Воины Христовы не слышали Василия, а, может, их ждали где-то в другом месте, где помощь их была нужнее, и где страдали сильнее, чем страдал сейчас теребовльский князь. Зато молитва, как показалось иноку, словно живая вода подействовала на князя Василька. Он очнулся и с шумным вздохом, помогая связанными в кистень руками, скинул с себя доску, на концах которой сидели Сновид с Дмитром. Тогда приспешники содрали еще одну доску, и наложили обе на грудь Васильку, и придавили на этот раз так, что внутри у князя что-то хрустнуло, он застонал и пронзенный нестерпимой болью перестал сопротивляться.

Тогда к распластанному на войлоке телу подошел кудлатый мужик с ножом, как потом узнал Василий, то был Святополков овчар Берендий, а изба, где совершилось злодеяние, служила ему жилищем, сама же овчарня находилась сразу за домом. Берендий опустился на одно колено и неловким жестом попытался вырезать Васильке глаз, но промахнулся глаза и вместо этого распорол всю щеку до подбородка.

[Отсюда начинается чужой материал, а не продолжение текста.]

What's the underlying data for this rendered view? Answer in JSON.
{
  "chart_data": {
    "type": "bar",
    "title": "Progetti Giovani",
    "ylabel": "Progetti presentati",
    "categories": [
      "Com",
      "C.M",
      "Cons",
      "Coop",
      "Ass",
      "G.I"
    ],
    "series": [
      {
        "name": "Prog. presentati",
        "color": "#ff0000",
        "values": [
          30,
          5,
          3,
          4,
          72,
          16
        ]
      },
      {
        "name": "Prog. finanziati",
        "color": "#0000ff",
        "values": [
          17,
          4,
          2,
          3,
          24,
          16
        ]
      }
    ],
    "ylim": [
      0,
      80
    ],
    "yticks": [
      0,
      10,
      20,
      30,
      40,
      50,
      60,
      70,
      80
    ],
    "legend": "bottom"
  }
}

Страшный шрам от этой раны остался у князя до самой его смерти, словно неизгладимая отметина братской любви.

Во второй и в третий раз погрузил овчар свой нож в очи князю и вынул ему оба глаза, и текла кровь из пустых глазниц, и казалось будто плачет Василько Ростиславич кровавыми слезами, как однажды в Выдубицком монастыре плакала миром и елеем икона Богородицы, привезенная с Афона.

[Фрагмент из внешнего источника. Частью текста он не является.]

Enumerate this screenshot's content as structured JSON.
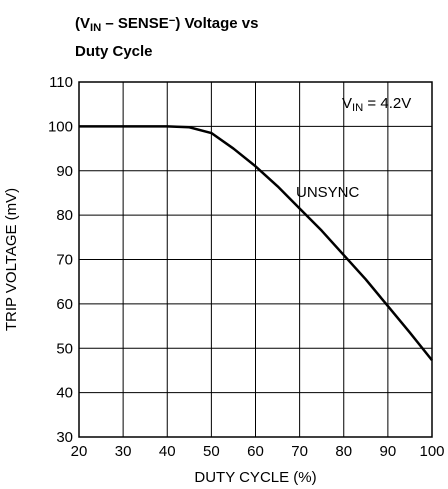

Князь лежал словно мертвый. Не шелохнулся, не вздрогнул даже когда мучители облили лицо водкой, чтобы прижечь раны. Берендий сразу после экзекуции куда-то исчез, наверное, ушел к своим овцам. А Сновид с Дмитром, сняв с Василька кандалы и развязав веревки, завернули его в ковер, от крови из серого превратившегося в коричневый, выволокли в четыре руки на улицу и бросили на самую телегу, в которой и привезли его всего несколько часов назад. Попу Василию казалось, что с тех пор как они покинули киевский двор прошла целая вечность, хотя полночь едва только миновала.

Пока Василька укладывали на телегу, пока укрывали полушубком, инок заметил двоих вооруженных конников, стоявших чуть поодаль. И еще одного, совсем неразличимого в черноте ночи, присутствие которого угадывалось по звуку копыт, беспокойный конь таинственного пришельца переступал с ноги на ногу и тихо ржал, чуя товарищей. Спешно тронулись в путь. Сновид Изечевич остался, Дмитр уселся на козлы с возницей, отец Василий устроился на телеге рядом с телом князя, двое всадников ехали за телегой, иногда обгоняя ее, но потом возвращались назад. Что стало с тем, кто прятался в темноте Василий не знал, но его крайне занимала личность этого некто. Загадка разрешилась только по прибытии на место назначения.

Василий робко поинтересовался у Дмитра, куда они едут и получив ответ «во Владимир» приготовился к долгой нелегкой дороге. До Владимира на Волыни было четыреста с лишком верст.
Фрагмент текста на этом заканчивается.